Find the Rotation Count In Rotated Sorted Array - Java Solution

1. Introduction

This blog post addresses the problem of determining the rotation count in a rotated sorted array. When a sorted array is rotated around a pivot, our task is to find out how many times the array has been rotated.

Problem

Given an array of distinct numbers sorted in ascending order, which has been rotated k times around a pivot, find the value of k (the number of rotations).

Example 1:

Input: a = [5, 7, 9, 1, 3]

Output: 3

Explanation: The original array must be [1, 3, 5, 7, 9], rotated 3 times.

Example 2:

Input: a = [4, 6, 8, 10, 0, 1, 2]

Output: 4

Explanation: The original array would be [0, 1, 2, 4, 6, 8, 10], rotated 4 times.

Example 3:

Input: a = [5, 10, 15, 20]

Output: 0

Explanation: The array has not been rotated.

2. Solution Steps

1. Apply binary search to find the rotation point (pivot) where the array has been rotated.

2. The index of the minimum element in the array gives the rotation count.
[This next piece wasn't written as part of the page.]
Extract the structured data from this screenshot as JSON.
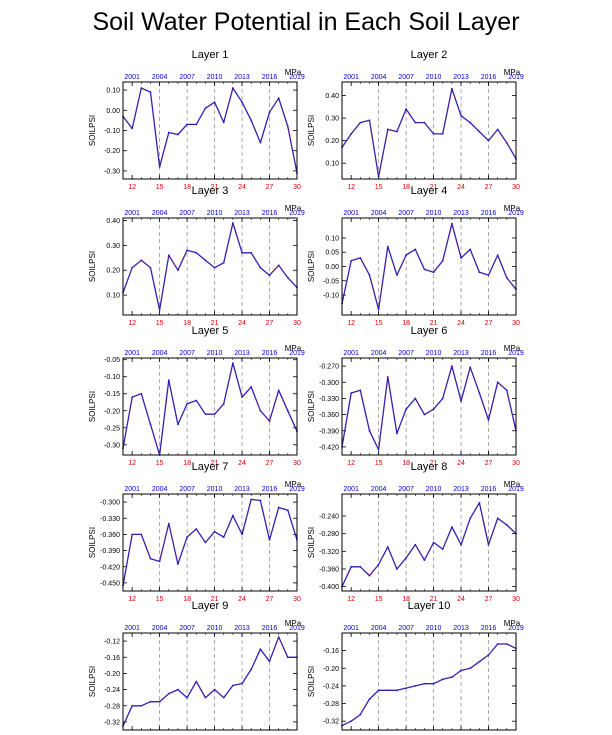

3. Handle the edge case where the array is not rotated at all.

3. Code Program

public class Solution {

    // Main method for testing
    public static void main(String[] args) {
        int[] a1 = {5, 7, 9, 1, 3};
        System.out.println("Rotation count: " + findRotationCount(a1));

        int[] a2 = {4, 6, 8, 10, 0, 1, 2};
        System.out.println("Rotation count: " + findRotationCount(a2));

        int[] a3 = {5, 10, 15, 20};
        System.out.println("Rotation count: " + findRotationCount(a3));
    }

    // Method to find the rotation count in the array
    public static int findRotationCount(int[] a) {
        int start = 0, end = a.length - 1;

        while (start < end) {
            int mid = start + (end - start) / 2;

            if (a[mid] > a[end]) {
                start = mid + 1;
            } else {
                end = mid;
            }
        }
        return start; // The index of the minimum element is the rotation count
    }
}

Output:

Rotation count: 3
Rotation count: 4
Rotation count: 0

Explanation:

The findRotationCount method uses a modified binary search to find the index of the smallest element, which is the pivot point of rotation. 

In the first example, [5, 7, 9, 1, 3], the smallest element is 1 at index 3, indicating the array was rotated 3 times. 

Similarly, for [4, 6, 8, 10, 0, 1, 2], the rotation count is 4. When the array is not rotated like in [5, 10, 15, 20], the rotation count is 0.